BOSTON (AP) – Massachusetts’ casino scene could get more crowded.

The state Gaming Commission is deciding this week whether to award the state’s third and final gambling license to a developer seeking to build a $677 million resort on the Brockton Fairgrounds.

On Tuesday, it begins a multi-day review of the project, which is the only one seeking the license. The five-member panel is expected to vote as a soon as Thursday.

Neil Bluhm, a Chicago casino developer whose Rush Street Gaming operates casinos in Philadelphia, Pittsburgh and other cities, proposes a gambling complex with 2,100 slot machines, 124 table games, a 250-room hotel and a range of restaurant, bar and entertainment options.

It would join MGM’s $950 million Springfield casino and Wynn’s nearly $2 billion complex in the Boston-area as the state’s three licensed, non-tribal casino projects.

Bluhm argues that Brockton, a former manufacturing city of roughly 93,000 residents, would benefit from the 2,000 temporary construction jobs and 1,800 permanent casino jobs his development would bring.

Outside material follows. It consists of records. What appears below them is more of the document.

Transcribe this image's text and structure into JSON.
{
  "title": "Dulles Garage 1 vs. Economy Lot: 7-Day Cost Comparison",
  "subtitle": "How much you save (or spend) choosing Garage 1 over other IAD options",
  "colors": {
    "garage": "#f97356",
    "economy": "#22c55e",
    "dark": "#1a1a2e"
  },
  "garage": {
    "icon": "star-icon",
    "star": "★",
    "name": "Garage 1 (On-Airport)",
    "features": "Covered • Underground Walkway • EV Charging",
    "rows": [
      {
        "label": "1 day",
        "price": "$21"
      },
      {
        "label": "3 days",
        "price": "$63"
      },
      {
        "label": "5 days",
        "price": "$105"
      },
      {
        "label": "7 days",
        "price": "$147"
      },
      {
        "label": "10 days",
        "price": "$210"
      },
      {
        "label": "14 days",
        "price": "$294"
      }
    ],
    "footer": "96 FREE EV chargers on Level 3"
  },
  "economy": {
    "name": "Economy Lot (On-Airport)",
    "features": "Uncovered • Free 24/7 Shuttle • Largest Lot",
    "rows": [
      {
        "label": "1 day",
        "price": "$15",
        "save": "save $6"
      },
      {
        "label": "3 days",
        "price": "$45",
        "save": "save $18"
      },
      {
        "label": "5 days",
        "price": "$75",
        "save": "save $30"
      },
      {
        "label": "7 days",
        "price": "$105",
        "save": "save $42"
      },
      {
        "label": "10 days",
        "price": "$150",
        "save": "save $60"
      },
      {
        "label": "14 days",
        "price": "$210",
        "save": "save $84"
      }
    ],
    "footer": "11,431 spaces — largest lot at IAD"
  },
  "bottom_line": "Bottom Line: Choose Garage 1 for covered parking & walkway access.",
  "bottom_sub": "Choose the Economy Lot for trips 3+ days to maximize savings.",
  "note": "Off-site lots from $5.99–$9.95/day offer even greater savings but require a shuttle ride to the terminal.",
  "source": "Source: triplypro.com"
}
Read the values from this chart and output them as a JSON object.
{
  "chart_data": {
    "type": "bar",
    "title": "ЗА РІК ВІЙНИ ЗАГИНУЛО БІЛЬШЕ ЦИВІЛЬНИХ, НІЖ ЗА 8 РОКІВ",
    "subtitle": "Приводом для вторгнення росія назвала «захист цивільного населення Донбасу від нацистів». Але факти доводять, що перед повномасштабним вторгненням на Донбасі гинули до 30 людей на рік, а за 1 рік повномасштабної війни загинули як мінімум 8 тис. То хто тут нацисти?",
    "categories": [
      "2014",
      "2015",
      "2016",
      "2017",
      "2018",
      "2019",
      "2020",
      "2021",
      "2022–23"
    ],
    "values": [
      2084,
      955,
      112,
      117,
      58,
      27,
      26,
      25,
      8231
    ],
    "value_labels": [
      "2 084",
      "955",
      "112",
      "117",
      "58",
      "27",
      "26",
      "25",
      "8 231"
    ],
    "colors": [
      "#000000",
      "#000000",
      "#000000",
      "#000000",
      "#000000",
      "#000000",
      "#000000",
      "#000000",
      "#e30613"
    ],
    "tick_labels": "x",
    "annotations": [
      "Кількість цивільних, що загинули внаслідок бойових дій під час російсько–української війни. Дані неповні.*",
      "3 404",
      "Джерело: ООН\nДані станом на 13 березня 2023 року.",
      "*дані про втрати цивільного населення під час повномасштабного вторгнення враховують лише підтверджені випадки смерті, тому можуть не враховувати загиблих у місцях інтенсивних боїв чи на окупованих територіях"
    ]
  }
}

“They’re in desperate need of economic development,” Bluhm told The Associated Press recently.

But complicating things is the Mashpee Wampanoag tribe, which broke ground last month on a projected $1 billion project on newly declared sovereign land in nearby Taunton. It hopes to open its First Light Casino, at least in part, by next year.

The competing Brockton and Taunton projects have raised questions about whether Massachusetts’ southeast corner is becoming oversaturated with gambling. Area state lawmakers have called on the gaming commission to postpone the Brockton casino vote.

The region is already home to the Plainridge Park slots parlor and harness racing track in Plainville and Twin River, a full scale casino in nearby Lincoln, Rhode Island, that’s also seeking voter approval to open another facility along the Massachusetts-Rhode Island border.

“It has the potential to get very crowded,” said Patrick Kelly, a business professor at Providence College in Rhode Island. “I do not think there is oversaturation yet, but there is a risk of being oversaturated if all of the facilities are developed.”

Bluhm argues that the two casinos can coexist – and be more beneficial to the state than a single tribal casino.

Two casinos, he notes, means more jobs and more local spending by casino companies.

His project would also have to pay more taxes and fees than a tribal casino, which is not subject to state oversight.

Under a compact between the state and tribe, the Mashpee Wampanoag have agreed to pay the state 17 percent of its gambling revenues, but nothing if another casino is allowed to open in the southeastern region.

In contrast, Massachusetts law requires any state-regulated casino to pay a tax of 25 percent of its gross gambling revenues annually as well as an $85 million licensing fee every 15 years.

The tribe, which declined to comment, has pointed to a study by the Spectrum Gaming Group that suggests having two major casinos in the southeastern region would yield $28 million less in gambling taxes than just having the tribe casino – a figure Bluhm’s company has disputed in its own economic analysis.

Bluhm has also warned that litigation could bog down the tribe’s casino, leaving the state with possibly no casino in the region for years – a concern the tribe has strongly disputed.

A group of Taunton residents with financial backing from Rush Street Gaming is challenging in federal court the U.S. government’s decision to place land into trust for the tribe.

“There’s very little risk to the Commonwealth in issuing us a license,” Bluhm said. “But there will be no jobs, no tax revenue and no economic development if it’s determined they can’t put land into trust. It will be a mess.”